In Connecticut, Yale astronomer Brad Schaefer's wife had seen the e-mail. She sent him a copy to add to his collection of scientific rumors and oddities.

Still chuckling, Dr. Schaefer points out that a perigee and a full moon (or a new moon, for that matter) happens "a couple nights a year. It's not a big deal."

What is a big deal, he says, is the fact that tomorrow's perigee is happening while the earth, sun, and moon are lined up - a phenomenon called syzygy. (Remember those cool shots in "2001: A Space Odyssey"?)

When that happens, you get the very highest tides. Add a nasty weather pattern at just the wrong moment "and you could get mega-damage."

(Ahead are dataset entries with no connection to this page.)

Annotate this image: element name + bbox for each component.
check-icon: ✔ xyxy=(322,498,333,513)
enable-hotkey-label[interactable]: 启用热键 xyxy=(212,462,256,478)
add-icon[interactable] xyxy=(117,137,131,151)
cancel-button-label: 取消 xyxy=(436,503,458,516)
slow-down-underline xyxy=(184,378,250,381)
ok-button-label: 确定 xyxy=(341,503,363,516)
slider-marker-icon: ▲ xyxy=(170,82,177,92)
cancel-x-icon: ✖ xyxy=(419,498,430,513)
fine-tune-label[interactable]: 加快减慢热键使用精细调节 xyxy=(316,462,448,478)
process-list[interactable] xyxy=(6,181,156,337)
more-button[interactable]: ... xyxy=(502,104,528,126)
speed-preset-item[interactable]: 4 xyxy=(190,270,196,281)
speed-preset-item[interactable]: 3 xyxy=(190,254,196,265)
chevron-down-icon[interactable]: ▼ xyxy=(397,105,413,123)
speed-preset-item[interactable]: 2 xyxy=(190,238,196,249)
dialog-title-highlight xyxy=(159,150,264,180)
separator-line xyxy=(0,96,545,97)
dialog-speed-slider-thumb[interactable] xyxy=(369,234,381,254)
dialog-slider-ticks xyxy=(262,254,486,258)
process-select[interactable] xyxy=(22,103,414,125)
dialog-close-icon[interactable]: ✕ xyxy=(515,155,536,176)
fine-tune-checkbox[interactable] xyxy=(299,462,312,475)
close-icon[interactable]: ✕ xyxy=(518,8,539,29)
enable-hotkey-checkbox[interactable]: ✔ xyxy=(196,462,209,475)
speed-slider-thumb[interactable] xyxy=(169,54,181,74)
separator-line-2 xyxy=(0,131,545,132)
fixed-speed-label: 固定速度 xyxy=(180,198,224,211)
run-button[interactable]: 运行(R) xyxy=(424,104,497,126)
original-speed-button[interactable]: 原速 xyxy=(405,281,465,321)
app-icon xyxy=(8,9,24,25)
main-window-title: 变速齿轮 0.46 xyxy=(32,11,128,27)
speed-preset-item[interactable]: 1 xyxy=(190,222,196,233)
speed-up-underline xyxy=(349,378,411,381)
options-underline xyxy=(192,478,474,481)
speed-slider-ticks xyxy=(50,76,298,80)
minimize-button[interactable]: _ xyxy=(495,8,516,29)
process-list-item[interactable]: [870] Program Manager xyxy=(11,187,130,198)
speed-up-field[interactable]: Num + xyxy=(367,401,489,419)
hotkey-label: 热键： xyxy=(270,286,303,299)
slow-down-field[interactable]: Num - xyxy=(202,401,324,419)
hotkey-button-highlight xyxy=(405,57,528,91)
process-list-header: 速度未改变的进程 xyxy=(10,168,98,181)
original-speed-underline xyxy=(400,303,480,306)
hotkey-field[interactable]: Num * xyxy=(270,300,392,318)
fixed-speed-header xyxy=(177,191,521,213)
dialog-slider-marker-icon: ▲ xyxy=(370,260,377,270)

Historically, for example, the breach of the Dutch dikes - which killed as many as 400,000 people, occurred during a confluence of perigee and syzygy, Schaefer says. So, when the legendary Dutch boy stuck his finger in the dike to stop a breach, the sun, Earth, and moon could have been lined up very much as they will be tomorrow night.

Tool of war

During World War II, both sides used the combination of perigee and syzygy to score two naval victories. In 1939, the German U-47 used the high tides created during a new moon to creep past the blockade boats to the British naval base at Scapa Flow. And the HMS Campbeltown used the perigee and syzygy during a full moon to go over the mud flats of the Loire estuary and blow open a dry dock gate at St. Nazaire, France.

Today, if a typhoon happens during a confluence of perigee and syzygy, "one-third of Bangladesh goes under water," Schaefer says. "So, it does actually matter."

But it's the tides, not the light, people should be watching out for tomorrow night.

Oh, and the Sioux attack? It happened at noon.